The most destructive thing I’ve ever done….

“The most destructive thing I’ve ever done is believe someone else’s opinion of me”

A few weeks ago I was lined up at the sushi shop. A man came up next to me and was looking in the cabinet at the sushi. I stepped aside a little to make room for him. When it came to my turn to be served the person working behind the counter actually went to serve the man that had been standing next to me that I’d stepped aside for. The man realised I was there first and turned to me, smiled and said ‘you were here first’. I look him in the eye for a few seconds, waiting for something. Some sort or acknowledgement. But nothing. I said thank you, ordered my sushi and walked away.

Sixteen years ago on New Year’s Eve my husband & I were at a church camp. Three months after our baby had died. It was a hard night knowing we were going to be entering the new year without our son. During the nights events Ben & I went for a walk on our own. We were overwhelmed & just needed to get away from everyone. Approximately 2000 people! While we were strolling around the camp site in the dark a man walked up to us. I knew his name. In fact I think he came to our wedding. Everyone ‘knew of’ everyone but didn’t necessarily ‘know’ everyone if you get what I mean. He was my parents age and I don’t think I’d ever said more than hello to him.
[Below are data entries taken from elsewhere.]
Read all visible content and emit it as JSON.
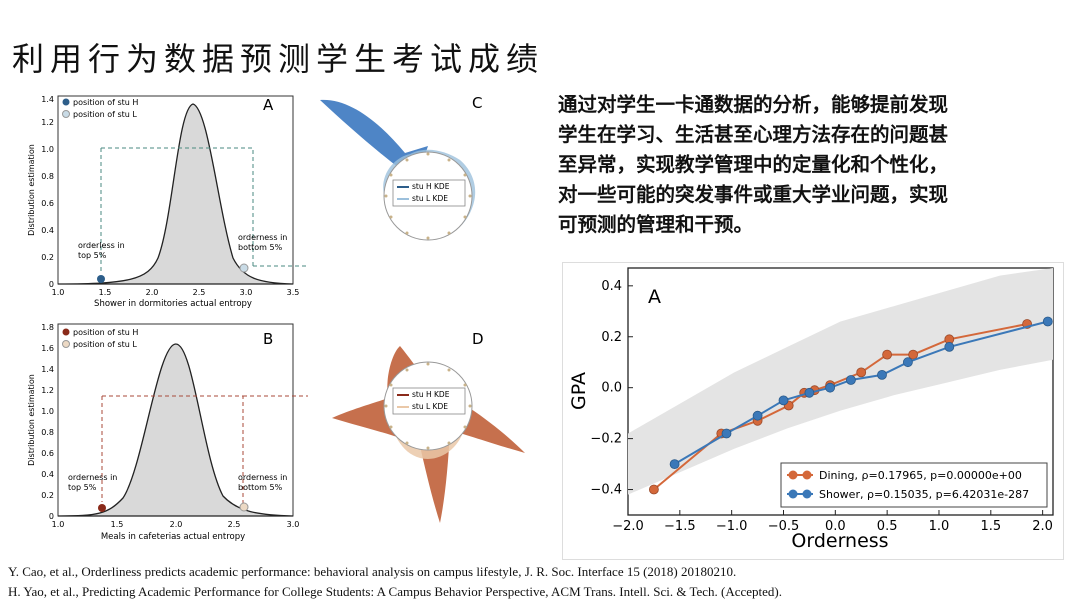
{
  "title": "利用行为数据预测学生考试成绩",
  "body_lines": [
    "通过对学生一卡通数据的分析，能够提前发现",
    "学生在学习、生活甚至心理方法存在的问题甚",
    "至异常，实现教学管理中的定量化和个性化，",
    "对一些可能的突发事件或重大学业问题，实现",
    "可预测的管理和干预。"
  ],
  "references": [
    "Y. Cao, et al., Orderliness predicts academic performance: behavioral analysis on campus lifestyle, J. R. Soc. Interface 15 (2018) 20180210.",
    "H. Yao, et al.,  Predicting Academic Performance for College Students: A Campus Behavior Perspective, ACM Trans. Intell. Sci. &  Tech. (Accepted)."
  ],
  "panel_a": {
    "letter": "A",
    "ylabel": "Distribution estimation",
    "xlabel": "Shower in dormitories actual entropy",
    "legend": [
      "position of stu H",
      "position of stu L"
    ],
    "annot_left": [
      "orderless in",
      "top 5%"
    ],
    "annot_right": [
      "orderness in",
      "bottom 5%"
    ],
    "xticks": [
      "1.0",
      "1.5",
      "2.0",
      "2.5",
      "3.0",
      "3.5"
    ],
    "yticks": [
      "0",
      "0.2",
      "0.4",
      "0.6",
      "0.8",
      "1.0",
      "1.2",
      "1.4"
    ]
  },
  "panel_b": {
    "letter": "B",
    "ylabel": "Distribution estimation",
    "xlabel": "Meals in cafeterias actual entropy",
    "legend": [
      "position of stu H",
      "position of stu L"
    ],
    "annot_left": [
      "orderness in",
      "top 5%"
    ],
    "annot_right": [
      "orderness in",
      "bottom 5%"
    ],
    "xticks": [
      "1.0",
      "1.5",
      "2.0",
      "2.5",
      "3.0"
    ],
    "yticks": [
      "0",
      "0.2",
      "0.4",
      "0.6",
      "0.8",
      "1.0",
      "1.2",
      "1.4",
      "1.6",
      "1.8"
    ]
  },
  "panel_c": {
    "letter": "C",
    "legend": [
      "stu H KDE",
      "stu L KDE"
    ]
  },
  "panel_d": {
    "letter": "D",
    "legend": [
      "stu H KDE",
      "stu L KDE"
    ]
  },
  "colors": {
    "dining": "#d4683a",
    "shower": "#3b78b8",
    "band": "#e4e4e4"
  },
  "chart_data": {
    "type": "line",
    "panel_letter": "A",
    "xlabel": "Orderness",
    "ylabel": "GPA",
    "xlim": [
      -2.0,
      2.1
    ],
    "ylim": [
      -0.5,
      0.47
    ],
    "xticks": [
      "−2.0",
      "−1.5",
      "−1.0",
      "−0.5",
      "0.0",
      "0.5",
      "1.0",
      "1.5",
      "2.0"
    ],
    "yticks": [
      "−0.4",
      "−0.2",
      "0.0",
      "0.2",
      "0.4"
    ],
    "series": [
      {
        "name": "Dining, ρ=0.17965, p=0.00000e+00",
        "x": [
          -1.75,
          -1.1,
          -0.75,
          -0.45,
          -0.3,
          -0.2,
          -0.05,
          0.25,
          0.5,
          0.75,
          1.1,
          1.85
        ],
        "y": [
          -0.4,
          -0.18,
          -0.13,
          -0.07,
          -0.02,
          -0.01,
          0.01,
          0.06,
          0.13,
          0.13,
          0.19,
          0.25
        ]
      },
      {
        "name": "Shower, ρ=0.15035, p=6.42031e-287",
        "x": [
          -1.55,
          -1.05,
          -0.75,
          -0.5,
          -0.25,
          -0.05,
          0.15,
          0.45,
          0.7,
          1.1,
          2.05
        ],
        "y": [
          -0.3,
          -0.18,
          -0.11,
          -0.05,
          -0.02,
          0.0,
          0.03,
          0.05,
          0.1,
          0.16,
          0.26
        ]
      }
    ],
    "band_upper": [
      -0.18,
      -0.06,
      0.06,
      0.16,
      0.26,
      0.32,
      0.38,
      0.44,
      0.47
    ],
    "band_lower": [
      -0.42,
      -0.33,
      -0.24,
      -0.16,
      -0.09,
      -0.03,
      0.02,
      0.07,
      0.11
    ]
  }
}
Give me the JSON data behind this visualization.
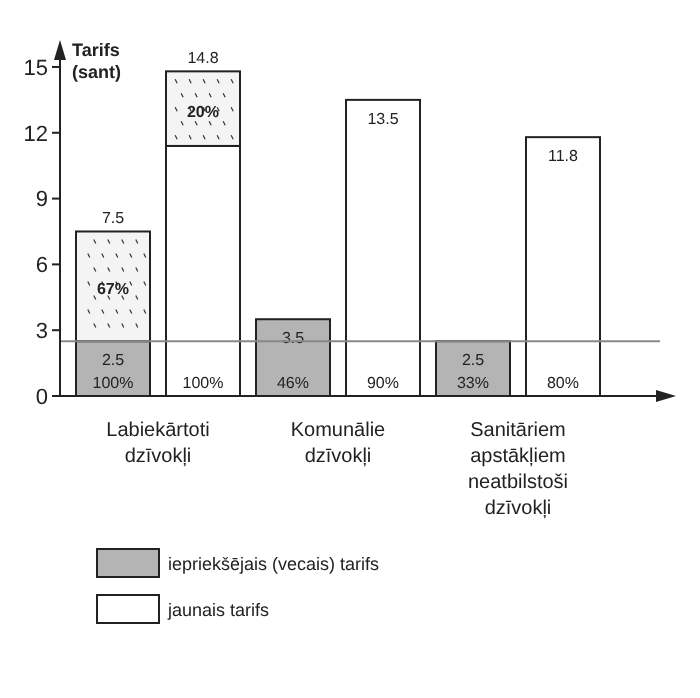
{
  "chart_data": {
    "type": "bar",
    "stacked": true,
    "ylabel": "Tarifs (sant)",
    "categories": [
      "Labiekārtoti dzīvokļi",
      null,
      "Komunālie dzīvokļi",
      null,
      "Sanitāriem apstākļiem neatbilstoši dzīvokļi",
      null
    ],
    "series": [
      {
        "name": "iepriekšējais (vecais) tarifs",
        "color": "#b4b4b4",
        "values": [
          2.5,
          null,
          3.5,
          null,
          2.5,
          null
        ],
        "value_labels": [
          "2.5",
          null,
          "3.5",
          null,
          "2.5",
          null
        ]
      },
      {
        "name": "jaunais tarifs",
        "color": "#ffffff",
        "values": [
          null,
          11.4,
          null,
          13.5,
          null,
          11.8
        ],
        "value_labels": [
          null,
          null,
          null,
          "13.5",
          null,
          "11.8"
        ]
      },
      {
        "color": "#f4f4f4",
        "values": [
          5.0,
          3.4,
          null,
          null,
          null,
          null
        ]
      }
    ],
    "totals": [
      "7.5",
      "14.8",
      null,
      null,
      null,
      null
    ],
    "ylim": [
      0,
      15.5
    ],
    "yticks": [
      0,
      3,
      6,
      9,
      12,
      15
    ],
    "legend": "bottom",
    "ref_lines": [
      {
        "axis": "y",
        "value": 2.5,
        "color": "#888888"
      }
    ],
    "annotations": [
      "100%",
      "67%",
      "100%",
      "20%",
      "46%",
      "90%",
      "33%",
      "80%"
    ]
  }
}
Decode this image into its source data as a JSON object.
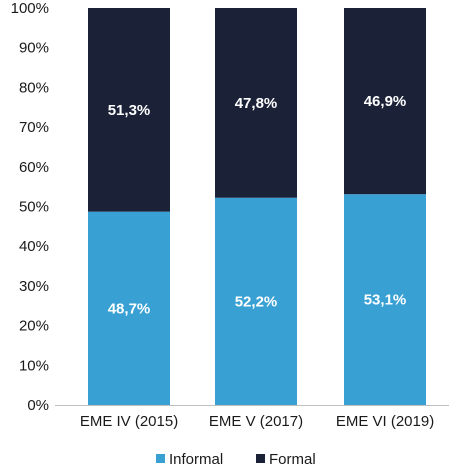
{
  "chart_data": {
    "type": "bar",
    "stacked": true,
    "categories": [
      "EME IV (2015)",
      "EME V (2017)",
      "EME VI (2019)"
    ],
    "series": [
      {
        "name": "Informal",
        "values": [
          48.7,
          52.2,
          53.1
        ],
        "labels": [
          "48,7%",
          "52,2%",
          "53,1%"
        ],
        "color": "#39a0d4"
      },
      {
        "name": "Formal",
        "values": [
          51.3,
          47.8,
          46.9
        ],
        "labels": [
          "51,3%",
          "47,8%",
          "46,9%"
        ],
        "color": "#1b2238"
      }
    ],
    "ylim": [
      0,
      100
    ],
    "yticks": [
      0,
      10,
      20,
      30,
      40,
      50,
      60,
      70,
      80,
      90,
      100
    ],
    "ytick_labels": [
      "0%",
      "10%",
      "20%",
      "30%",
      "40%",
      "50%",
      "60%",
      "70%",
      "80%",
      "90%",
      "100%"
    ],
    "grid": false,
    "legend_position": "bottom-center",
    "title": "",
    "xlabel": "",
    "ylabel": ""
  }
}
He looked at us half concerned and asked ‘how are you both?” Ben answered “not great’. The man’s response haunted me for years. He said “well that’s not good enough!” – I can’t tell you how the rest of the conversation went, or even if there was any. I blanked out. Suddenly I had just taken on the weight from someone who was meant to be an authority figure in my life, that I couldn’t even grieve my child the right way.

It’s only been in the last few years that I’ve stripped away others opinions of me. Realising that they don’t define me at all, even though I’d adjusted my entire being to live within others opinions.

As I stood at the sushi shop looking in to the eyes of the man who had cut me so deeply with his words all those yeas ago, I realised he doesn’t even recognise me or know who I am. Yet I lost years of my life worrying about his opinion of me.

It took a few days for that to sink in, but it would have to be one of the most valuable lessons of my life.